I expected to find the members of “The Squad,” the Progressive anti-Israel members of the Democratic Party. It was due to these anti-Israel representatives’ refusal to vote for the stopgap bill as long as it contained funds for Iron Dome. It surprised me, though, to find a Republican Congressman voted against supporting Israel. Congressman Tom Massie is an opponent of foreign aid and was consistent in his vote to oppose funding Israel’s Iron Dome missiles.
It’s legitimate to oppose foreign aid; I find it a shortsighted and foolish position, but there’s nothing insidious about opposing foreign aid. Foreign aid is a tool America uses to spread its influence, form alliances and strengthen its national security. Isolationism denies America the ability to secure itself through partnering with nations that share its values and objectives. Often, opposing foreign aid is a cover for xenophobia and jingoism.

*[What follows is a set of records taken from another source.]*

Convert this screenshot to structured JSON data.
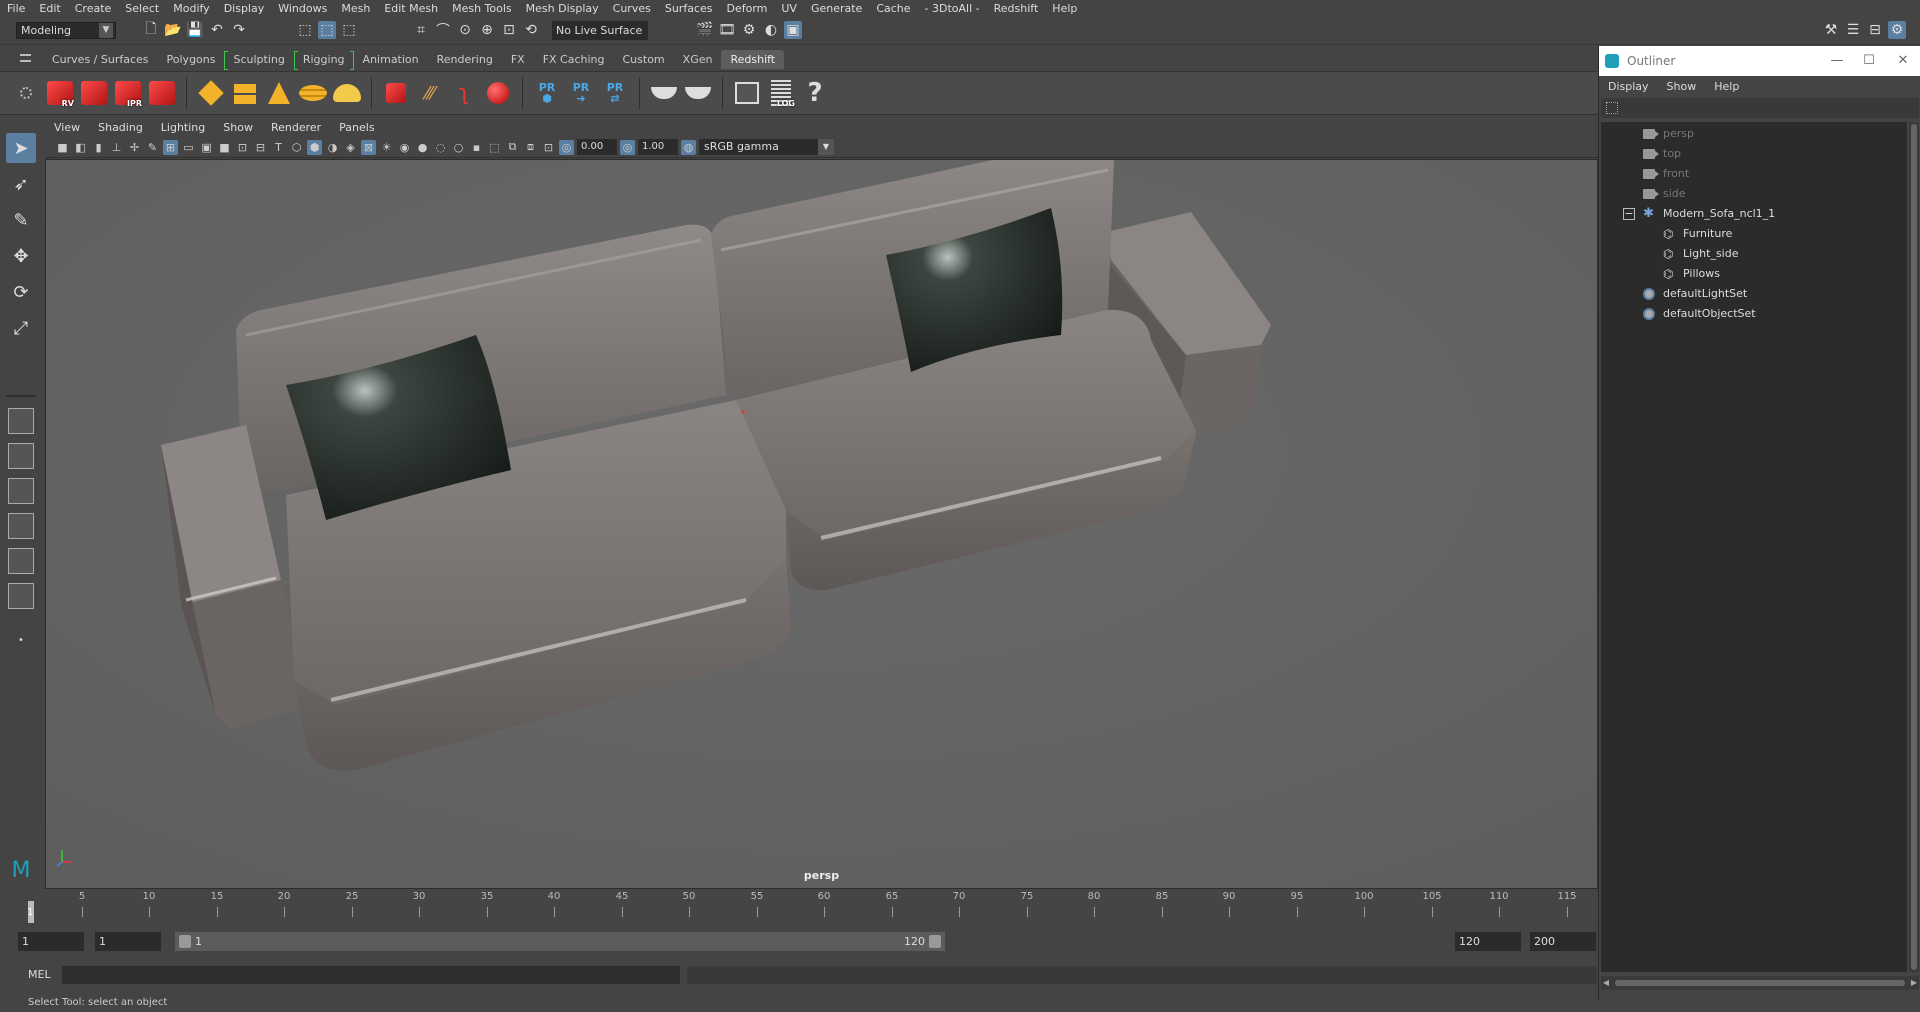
{
  "menubar": [
    "File",
    "Edit",
    "Create",
    "Select",
    "Modify",
    "Display",
    "Windows",
    "Mesh",
    "Edit Mesh",
    "Mesh Tools",
    "Mesh Display",
    "Curves",
    "Surfaces",
    "Deform",
    "UV",
    "Generate",
    "Cache",
    "- 3DtoAll -",
    "Redshift",
    "Help"
  ],
  "status_line": {
    "mode": "Modeling",
    "live_surface": "No Live Surface"
  },
  "shelf_tabs": [
    "Curves / Surfaces",
    "Polygons",
    "Sculpting",
    "Rigging",
    "Animation",
    "Rendering",
    "FX",
    "FX Caching",
    "Custom",
    "XGen",
    "Redshift"
  ],
  "active_shelf_tab": "Redshift",
  "shelf": {
    "rv_label": "RV",
    "ipr_label": "IPR",
    "pr_label": "PR",
    "log_label": "LOG",
    "help_glyph": "?"
  },
  "panel_menu": [
    "View",
    "Shading",
    "Lighting",
    "Show",
    "Renderer",
    "Panels"
  ],
  "panel_toolbar": {
    "exposure": "0.00",
    "gamma": "1.00",
    "color_space": "sRGB gamma"
  },
  "viewport": {
    "camera": "persp"
  },
  "time_slider": {
    "ticks": [
      "5",
      "10",
      "15",
      "20",
      "25",
      "30",
      "35",
      "40",
      "45",
      "50",
      "55",
      "60",
      "65",
      "70",
      "75",
      "80",
      "85",
      "90",
      "95",
      "100",
      "105",
      "110",
      "115"
    ],
    "current_frame": "1"
  },
  "range_slider": {
    "start_field": "1",
    "playback_start": "1",
    "range_start": "1",
    "range_end": "120",
    "playback_end": "120",
    "end_field": "200"
  },
  "command_line": {
    "label": "MEL"
  },
  "help_line": "Select Tool: select an object",
  "outliner": {
    "title": "Outliner",
    "menu": [
      "Display",
      "Show",
      "Help"
    ],
    "rows": {
      "persp": "persp",
      "top": "top",
      "front": "front",
      "side": "side",
      "group": "Modern_Sofa_ncl1_1",
      "furniture": "Furniture",
      "light_side": "Light_side",
      "pillows": "Pillows",
      "light_set": "defaultLightSet",
      "object_set": "defaultObjectSet"
    }
  },
  "colors": {
    "accent": "#5b7fa0",
    "viewport_bg": "#646464",
    "sofa": "#7b7673",
    "pillow": "#1d2420"
  }
}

It is also legitimate to question America’s alliance with Israel. I think questioning the U.S.-Israel relationship is also shortsighted and misses the benefits that the relationship adds to America’s national security. When America strengthens its relationship with Israel it strengthens its own security. Israel provides America with intelligence American security services otherwise couldn’t attain; Israel’s technological prowess, which it shares with America, is unparalleled, and the shared values between the two countries ensures that America has a partner in a dark neighborhood of tyrannical dictatorships in today’s Middle East.

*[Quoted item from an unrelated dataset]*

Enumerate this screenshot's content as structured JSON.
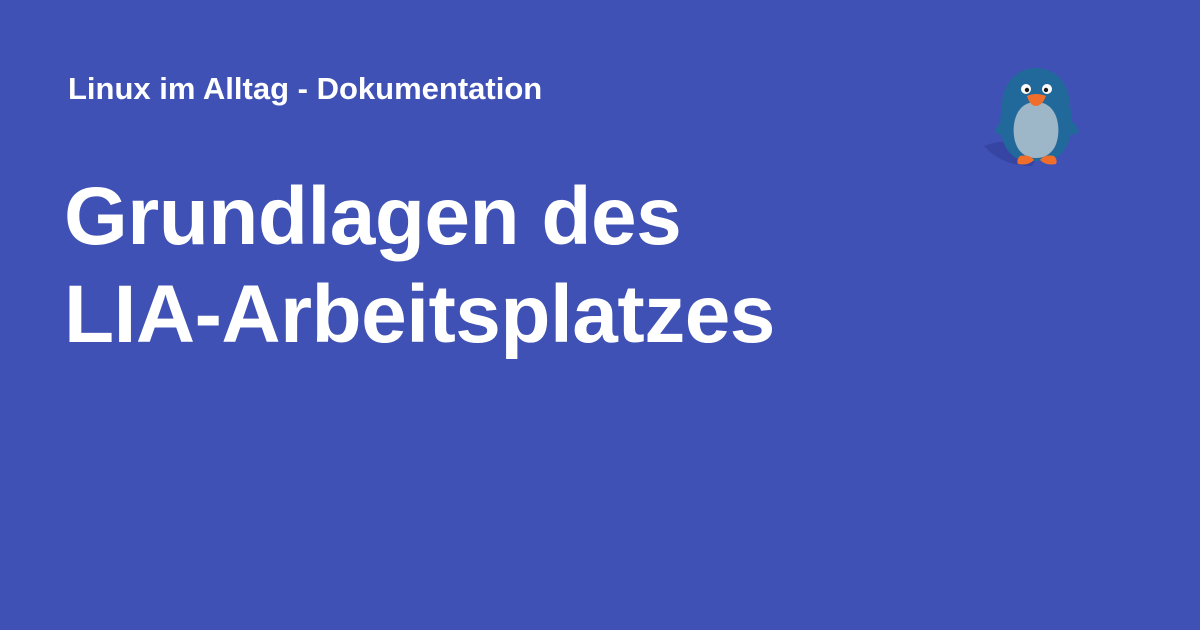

Congressman Massie’s vote against supporting Iron Dome wasn’t in America’s best interests. His vote represented a shortsighted isolationist perspective that history has repeatedly proven erroneous. But Massie took it a step further – stepping across the line into anti-Semitism. AIPAC rightly criticized Massie’s vote against the Iron Dome bill, writing, “When Israel faced rocket attacks, Thomas Massie voted against Iron Dome.”
Massie tweeted the criticism adding, ““How is THIS not foreign interference in our elections?” Massie’s tweet implied that AIPAC’s activism against him – and in support of Iron Dome, was foreign interference.

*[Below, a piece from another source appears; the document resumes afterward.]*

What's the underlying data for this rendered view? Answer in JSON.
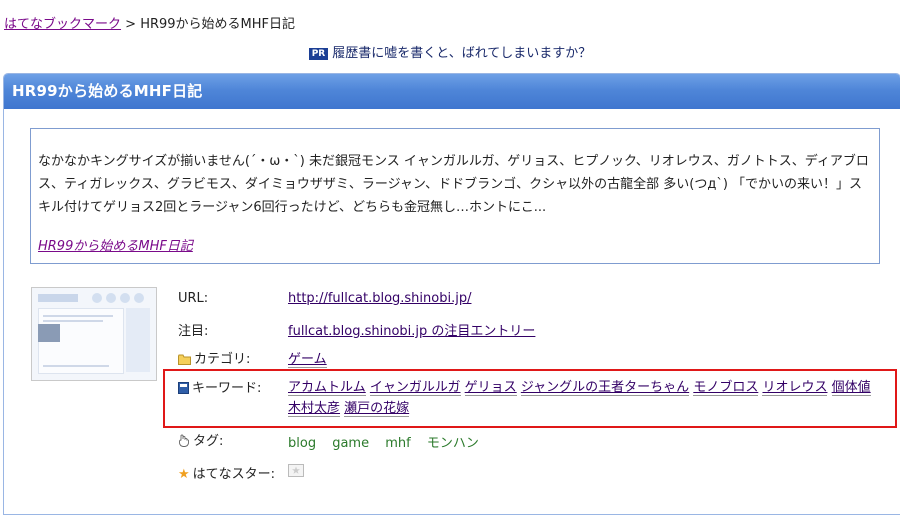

All members of Congress are well aware that AIPAC is an American organization that lobbies on behalf of America’s national security. Like over 75 percent of Americans, AIPAC’s members maintain that a strong U.S.-Israel relationship is in America’s best interest. AIPAC is not a foreign entity; it isn’t funded by Israel, it isn’t directed by Israel, and its members are American citizens who have organized together to exercise their First Amendment right to petition their government to support America’s relationship with Israel to strengthen America.
Massie’s accusation that AIPAC members’ criticism of him is foreign interference reeks of the same anti-Semitism as Ilhan Omar’s accusation that Congress is Pro-Israel because of Jewish money. It’s pathetic that Massie felt the need to cover his own ignorant vote with the anti-Semitic trope that Americans who support Israel are guilty of dual loyalty and actually working for foreign interests. Massie can claim all he wants that his vote against supporting Israel’s national security was consistent with his views opposing foreign aid, but his tweet revealed a more sinister position – opposing Israel and considering Americans who support Israel foreign agents. Massie should be ashamed of himself.